Prologue

The first time Lillian Everett learned how fragile trust could be, she was ten years old.

It was a stormy night, much like this one, when she last saw her father alive. She remembered the flickering candlelight in their small study, the hurried whispers between him and her older brother, Elias. She wasn't supposed to be awake, wasn't supposed to hear the way her father's voice trembled as he spoke of betrayal and danger. But she had been a child who didn't understand the weight of secrets. She had stepped into that room, wide-eyed and confused, only for Elias to rush toward her, gripping her shoulders with a force that scared her.

"Go back to bed, Lily," he had whispered, his voice desperate. "You weren't supposed to hear that."

But it was already too late.

Hours later, their father was gone—vanished into the night without a trace. And by morning, Elias was, too.

For years, she was told Elias had died. That he had run away like a coward or that he had met the same fate as their father. The whispers never stopped, the rumors of treason, of secrets too dangerous to be spoken aloud. Her family had been torn apart, leaving only ghosts in their wake.

And Lily never forgot.

Now, thirteen years later, standing in the middle of a dimly lit alleyway, soaked from the relentless rain, she knew this moment was the beginning of something just as irreversible.

Her hands trembled as she clutched the small, weathered notebook to her chest. Her father's notebook. The ink had faded in places, the pages brittle with time, but the words scrawled inside were unmistakable. Names. Places. Hidden transactions. Evidence of something far greater than she had ever imagined.

And at the center of it all—Elias Everett's name.

She had spent years searching for the truth, hoping, praying that somewhere in the endless fragments of unanswered questions, she would find him. But now that she had, she wasn't sure she could accept the answer.

He wasn't dead.

He had never been dead.

A gust of wind howled through the alley, sending a chill through her soaked clothes, but it wasn't the cold that made her shiver. It was fear. Because if Elias had been alive all these years… why had he never come back for her?

She turned her head slightly, sensing movement in the shadows. She wasn't alone.

"Drop the book," a voice ordered, sharp and unyielding.

Lily's grip tightened. She had come too far, risked too much. She wouldn't stop now.

"No," she whispered, taking a step back.

The figure stepped forward, illuminated by the dim glow of a streetlamp.
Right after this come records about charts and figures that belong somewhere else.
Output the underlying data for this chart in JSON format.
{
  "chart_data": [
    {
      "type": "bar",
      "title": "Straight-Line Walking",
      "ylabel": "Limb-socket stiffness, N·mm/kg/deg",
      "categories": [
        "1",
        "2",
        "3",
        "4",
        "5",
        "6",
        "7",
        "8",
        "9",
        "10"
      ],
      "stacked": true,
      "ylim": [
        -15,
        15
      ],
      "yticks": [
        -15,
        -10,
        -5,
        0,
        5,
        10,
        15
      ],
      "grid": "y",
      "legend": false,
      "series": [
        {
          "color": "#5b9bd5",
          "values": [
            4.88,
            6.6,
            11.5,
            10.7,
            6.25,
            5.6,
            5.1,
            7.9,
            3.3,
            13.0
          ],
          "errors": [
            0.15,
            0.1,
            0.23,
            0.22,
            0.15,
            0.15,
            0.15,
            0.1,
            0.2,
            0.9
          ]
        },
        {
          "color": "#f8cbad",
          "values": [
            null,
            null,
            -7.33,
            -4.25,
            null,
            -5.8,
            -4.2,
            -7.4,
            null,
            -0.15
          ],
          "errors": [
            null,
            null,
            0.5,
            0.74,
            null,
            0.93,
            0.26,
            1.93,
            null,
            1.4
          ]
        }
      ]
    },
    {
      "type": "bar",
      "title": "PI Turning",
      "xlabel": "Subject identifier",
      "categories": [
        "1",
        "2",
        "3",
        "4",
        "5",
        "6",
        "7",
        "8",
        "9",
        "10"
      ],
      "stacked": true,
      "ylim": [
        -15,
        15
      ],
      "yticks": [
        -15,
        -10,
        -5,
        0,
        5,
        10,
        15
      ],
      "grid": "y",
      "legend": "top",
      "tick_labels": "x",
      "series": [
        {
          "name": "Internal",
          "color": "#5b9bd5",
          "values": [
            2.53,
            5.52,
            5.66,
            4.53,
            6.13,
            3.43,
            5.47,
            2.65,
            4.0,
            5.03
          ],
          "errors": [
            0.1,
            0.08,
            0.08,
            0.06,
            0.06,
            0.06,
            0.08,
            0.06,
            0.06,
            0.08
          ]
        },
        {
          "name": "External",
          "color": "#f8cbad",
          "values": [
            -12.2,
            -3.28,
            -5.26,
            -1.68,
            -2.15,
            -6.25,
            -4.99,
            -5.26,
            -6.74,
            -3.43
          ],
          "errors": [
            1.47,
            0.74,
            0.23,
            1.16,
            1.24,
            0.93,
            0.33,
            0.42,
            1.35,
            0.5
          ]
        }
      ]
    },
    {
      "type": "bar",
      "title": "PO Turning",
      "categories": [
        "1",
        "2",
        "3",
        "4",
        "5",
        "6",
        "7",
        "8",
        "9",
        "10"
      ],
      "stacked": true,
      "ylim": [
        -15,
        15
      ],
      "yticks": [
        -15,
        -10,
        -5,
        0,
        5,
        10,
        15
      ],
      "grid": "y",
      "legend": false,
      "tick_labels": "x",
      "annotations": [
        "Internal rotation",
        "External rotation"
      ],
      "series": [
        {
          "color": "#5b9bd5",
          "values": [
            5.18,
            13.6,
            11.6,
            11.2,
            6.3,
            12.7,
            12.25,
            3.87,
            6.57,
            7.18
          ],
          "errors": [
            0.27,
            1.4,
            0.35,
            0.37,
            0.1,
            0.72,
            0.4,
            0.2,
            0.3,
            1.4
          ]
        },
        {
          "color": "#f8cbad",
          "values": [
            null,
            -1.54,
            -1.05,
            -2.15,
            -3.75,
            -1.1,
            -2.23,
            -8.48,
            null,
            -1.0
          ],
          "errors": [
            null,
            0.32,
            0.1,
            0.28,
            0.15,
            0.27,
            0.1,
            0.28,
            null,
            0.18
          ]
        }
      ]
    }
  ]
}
Noah Carter.

A name she had only recently learned—a man she had been warned about. Former mercenary. Dangerous. Unpredictable. And yet, here he was, standing between her and the truth she had spent her whole life chasing.

"I won't ask again," Noah said, his voice as cold as the rain around them.

Lily swallowed hard. She had two choices—run and risk never uncovering the truth, or stand her ground and face whatever came next.

For the first time in her life, she wasn't going to run.

Instead, she lifted her chin, staring him down with the same determination that had gotten her this far.

"You're going to have to take it from me."

Noah's eyes darkened.

And just like that, the chase began.